Indians love foreign brands. Hence even domestic apparel makers use Anglicised or Latin names for their products. But does the same apply to automobiles? Will a feeble link to a brand across the seas convince Indians to buy a bike? The people behind Cleveland CycleWerks India (CCW) hope so.

Cleveland was among a handful of bike makers to mark their entry into the Indian market at the Auto Expo in Greater Noida. The company showcased 5 retro-inspired models, three of which it hopes to sell in India this year.

But here’s the thing. This isn’t a storied bike maker entering India. Instead, this is about an Indian company wanting to enter the market using a foreign brand. Here’s the story: The five bikes that were on show were brought here by Laish-Madison Motor Werks, a Hyderabad-registered company. Cleveland is among the many small custom bike makers in the U.S., where a subculture of motorcyclists prefer customised bikes over mass produced ones.

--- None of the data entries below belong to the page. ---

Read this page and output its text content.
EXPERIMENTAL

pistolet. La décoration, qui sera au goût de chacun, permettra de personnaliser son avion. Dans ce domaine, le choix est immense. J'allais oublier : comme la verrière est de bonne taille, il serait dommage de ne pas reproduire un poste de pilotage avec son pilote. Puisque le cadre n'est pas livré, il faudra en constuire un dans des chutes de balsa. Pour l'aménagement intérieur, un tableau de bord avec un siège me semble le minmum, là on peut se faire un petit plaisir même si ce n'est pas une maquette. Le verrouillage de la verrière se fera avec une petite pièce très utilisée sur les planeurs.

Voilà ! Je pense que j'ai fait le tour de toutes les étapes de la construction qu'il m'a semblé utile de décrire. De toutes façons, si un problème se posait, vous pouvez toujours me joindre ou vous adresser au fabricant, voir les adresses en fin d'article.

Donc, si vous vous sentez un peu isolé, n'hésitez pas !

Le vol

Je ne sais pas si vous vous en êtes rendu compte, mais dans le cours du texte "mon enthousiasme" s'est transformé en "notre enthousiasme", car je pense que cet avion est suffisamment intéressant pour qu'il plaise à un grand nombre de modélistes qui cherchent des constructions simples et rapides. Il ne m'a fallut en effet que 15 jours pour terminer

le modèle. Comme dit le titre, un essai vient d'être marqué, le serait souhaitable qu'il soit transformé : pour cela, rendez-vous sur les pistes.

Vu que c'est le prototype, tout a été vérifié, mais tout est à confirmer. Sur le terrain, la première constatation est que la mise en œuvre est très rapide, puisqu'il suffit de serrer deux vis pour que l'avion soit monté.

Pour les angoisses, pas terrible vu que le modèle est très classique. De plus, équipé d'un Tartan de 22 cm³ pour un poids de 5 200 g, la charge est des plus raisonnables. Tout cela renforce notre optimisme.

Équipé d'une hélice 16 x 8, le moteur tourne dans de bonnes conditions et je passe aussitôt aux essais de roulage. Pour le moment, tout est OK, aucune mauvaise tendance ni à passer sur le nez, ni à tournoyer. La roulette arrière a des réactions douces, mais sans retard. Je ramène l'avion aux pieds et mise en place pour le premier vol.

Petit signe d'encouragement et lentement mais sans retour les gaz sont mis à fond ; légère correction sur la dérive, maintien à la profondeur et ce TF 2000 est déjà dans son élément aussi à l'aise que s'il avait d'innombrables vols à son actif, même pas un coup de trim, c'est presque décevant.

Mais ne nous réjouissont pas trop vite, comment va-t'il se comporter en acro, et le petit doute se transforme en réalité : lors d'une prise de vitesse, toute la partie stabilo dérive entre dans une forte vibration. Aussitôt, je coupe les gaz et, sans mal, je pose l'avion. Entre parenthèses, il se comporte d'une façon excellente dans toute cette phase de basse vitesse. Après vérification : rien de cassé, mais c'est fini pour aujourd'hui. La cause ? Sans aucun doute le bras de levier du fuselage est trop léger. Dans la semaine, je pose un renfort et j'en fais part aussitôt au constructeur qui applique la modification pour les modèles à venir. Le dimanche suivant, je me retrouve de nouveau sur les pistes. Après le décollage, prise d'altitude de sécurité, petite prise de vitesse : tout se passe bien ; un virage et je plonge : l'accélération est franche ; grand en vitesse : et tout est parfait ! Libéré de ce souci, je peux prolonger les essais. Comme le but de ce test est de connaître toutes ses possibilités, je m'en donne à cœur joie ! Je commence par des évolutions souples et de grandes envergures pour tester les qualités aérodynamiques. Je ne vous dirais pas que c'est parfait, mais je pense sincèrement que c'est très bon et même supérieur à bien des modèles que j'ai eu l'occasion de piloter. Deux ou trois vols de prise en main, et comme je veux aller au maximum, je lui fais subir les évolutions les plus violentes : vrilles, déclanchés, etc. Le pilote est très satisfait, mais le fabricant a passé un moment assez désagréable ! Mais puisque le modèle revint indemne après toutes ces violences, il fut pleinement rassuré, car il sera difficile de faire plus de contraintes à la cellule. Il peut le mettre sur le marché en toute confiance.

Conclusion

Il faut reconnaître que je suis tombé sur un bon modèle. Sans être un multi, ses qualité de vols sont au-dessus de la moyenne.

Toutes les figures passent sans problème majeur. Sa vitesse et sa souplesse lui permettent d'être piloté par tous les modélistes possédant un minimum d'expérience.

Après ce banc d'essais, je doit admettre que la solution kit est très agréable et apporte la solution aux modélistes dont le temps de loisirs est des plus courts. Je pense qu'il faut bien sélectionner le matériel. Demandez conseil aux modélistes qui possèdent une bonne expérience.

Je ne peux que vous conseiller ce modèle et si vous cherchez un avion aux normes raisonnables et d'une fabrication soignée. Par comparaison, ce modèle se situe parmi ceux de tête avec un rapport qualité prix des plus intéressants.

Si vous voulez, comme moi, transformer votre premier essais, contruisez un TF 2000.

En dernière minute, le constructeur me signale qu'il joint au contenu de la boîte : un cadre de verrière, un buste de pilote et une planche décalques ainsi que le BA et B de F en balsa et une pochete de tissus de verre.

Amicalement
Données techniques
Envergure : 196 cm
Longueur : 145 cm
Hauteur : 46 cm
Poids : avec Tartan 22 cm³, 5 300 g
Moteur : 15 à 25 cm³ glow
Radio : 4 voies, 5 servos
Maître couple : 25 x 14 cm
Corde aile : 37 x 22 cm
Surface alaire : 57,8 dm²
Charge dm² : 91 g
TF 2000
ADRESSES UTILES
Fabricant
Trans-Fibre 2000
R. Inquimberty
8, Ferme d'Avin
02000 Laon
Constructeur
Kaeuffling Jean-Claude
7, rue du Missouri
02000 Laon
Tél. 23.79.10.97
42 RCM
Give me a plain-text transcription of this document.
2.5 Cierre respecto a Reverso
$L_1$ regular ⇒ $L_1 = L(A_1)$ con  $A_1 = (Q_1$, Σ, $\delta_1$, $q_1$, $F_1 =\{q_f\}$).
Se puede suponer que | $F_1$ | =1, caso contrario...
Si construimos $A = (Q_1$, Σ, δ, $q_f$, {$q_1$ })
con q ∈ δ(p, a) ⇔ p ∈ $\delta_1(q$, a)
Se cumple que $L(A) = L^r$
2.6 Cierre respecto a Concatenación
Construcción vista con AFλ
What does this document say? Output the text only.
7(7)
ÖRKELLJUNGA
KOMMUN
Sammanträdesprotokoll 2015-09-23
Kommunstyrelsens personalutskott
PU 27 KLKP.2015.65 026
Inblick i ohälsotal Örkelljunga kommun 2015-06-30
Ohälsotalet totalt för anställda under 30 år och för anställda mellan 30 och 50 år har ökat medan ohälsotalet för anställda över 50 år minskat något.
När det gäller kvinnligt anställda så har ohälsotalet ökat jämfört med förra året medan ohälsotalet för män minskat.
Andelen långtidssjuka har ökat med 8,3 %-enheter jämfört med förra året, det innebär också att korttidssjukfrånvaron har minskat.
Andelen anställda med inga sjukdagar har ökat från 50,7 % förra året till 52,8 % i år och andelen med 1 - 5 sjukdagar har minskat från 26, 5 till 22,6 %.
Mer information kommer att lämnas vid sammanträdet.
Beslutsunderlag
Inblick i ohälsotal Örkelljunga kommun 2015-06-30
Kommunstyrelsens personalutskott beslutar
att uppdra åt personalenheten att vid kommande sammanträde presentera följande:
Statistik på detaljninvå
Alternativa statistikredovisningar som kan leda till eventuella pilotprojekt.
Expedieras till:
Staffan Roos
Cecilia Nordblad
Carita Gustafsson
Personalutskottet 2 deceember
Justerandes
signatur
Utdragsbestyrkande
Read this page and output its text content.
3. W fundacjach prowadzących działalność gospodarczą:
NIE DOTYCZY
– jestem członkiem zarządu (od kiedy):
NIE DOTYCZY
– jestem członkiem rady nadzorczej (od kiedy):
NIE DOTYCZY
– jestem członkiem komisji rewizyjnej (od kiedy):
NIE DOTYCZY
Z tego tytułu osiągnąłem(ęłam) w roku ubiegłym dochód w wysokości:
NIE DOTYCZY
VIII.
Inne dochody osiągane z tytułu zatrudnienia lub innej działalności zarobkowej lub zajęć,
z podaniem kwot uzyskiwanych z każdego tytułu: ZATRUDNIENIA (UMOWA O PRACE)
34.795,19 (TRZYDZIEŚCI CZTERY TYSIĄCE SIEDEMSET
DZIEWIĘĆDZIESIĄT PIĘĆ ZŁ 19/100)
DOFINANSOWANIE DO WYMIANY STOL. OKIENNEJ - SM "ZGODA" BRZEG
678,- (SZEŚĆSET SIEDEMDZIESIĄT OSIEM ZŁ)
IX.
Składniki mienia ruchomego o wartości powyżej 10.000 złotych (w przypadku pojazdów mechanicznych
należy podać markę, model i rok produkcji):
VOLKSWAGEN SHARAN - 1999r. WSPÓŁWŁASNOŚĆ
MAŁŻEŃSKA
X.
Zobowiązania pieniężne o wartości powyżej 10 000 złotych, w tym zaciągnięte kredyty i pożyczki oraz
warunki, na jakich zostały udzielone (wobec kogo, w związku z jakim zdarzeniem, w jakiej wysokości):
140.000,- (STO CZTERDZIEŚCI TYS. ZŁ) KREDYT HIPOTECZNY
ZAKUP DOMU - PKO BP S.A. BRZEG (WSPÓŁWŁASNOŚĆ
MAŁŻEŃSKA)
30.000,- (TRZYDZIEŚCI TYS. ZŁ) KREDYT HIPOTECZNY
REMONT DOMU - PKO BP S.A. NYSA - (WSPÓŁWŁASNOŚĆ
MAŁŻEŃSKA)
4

But Cleveland bikes in India will be different. Instead of being custom-built, they would be assembled at a plant run by Laish Madison in Pune. The parts for the bikes would be made in China, at a factory, CEO Pranav Desai claims, is “owned by Cleveland Cycle Werks” and not outsourced. “The design and product development of the bikes would be based in the U.S.,” he says.

Desai says the plant, to be operational soon, has a capacity to assemble 35,000 bikes a year. He expects to sell 5,000 bikes in India by FY19.

When asked if this is a case of Laish-Madison going out and seeking a Western brand to enter the market, Desai was hesitant. “I would rather say it is a coincidence of we looking for a partner, and CCW wanting to explore the Indian market,” Desai said.

Competitors says this model, where a distributor controls the product, would not work well in India. “Buying a bike is different from shopping for clothes,” says Rajeev Mishra, CEO of UM Lohia Two Wheelers, a joint-venture between U.S.-based UM International and India’s Lohia Auto. UM, since 2014, has been assembling cruiser bikes in India through this partnership.

Mishra, says, in contrast, a JV allows UM to have control of the product and distribution. “This also gives customers an assurance that this is not a fly-by-night venture.” To be clear, UM makes bikes through contract manufacturing in rest of Asia, though Mishra says it is an accepted practice in the auto sector. “Fiat makes cars at Tata’s plant, Suzuki and Yamaha bikes in some markets in South America are made at the same factory,” he said. “Assembling the bike at this or that plant isn’t a factor. Ultimately, it is UM that is selling the bikes to the customer. It is not just a sticker on the bike.”

Desai, however, said the initial response the company has gotten through social media campaigns have been encouraging and is positive of the venture.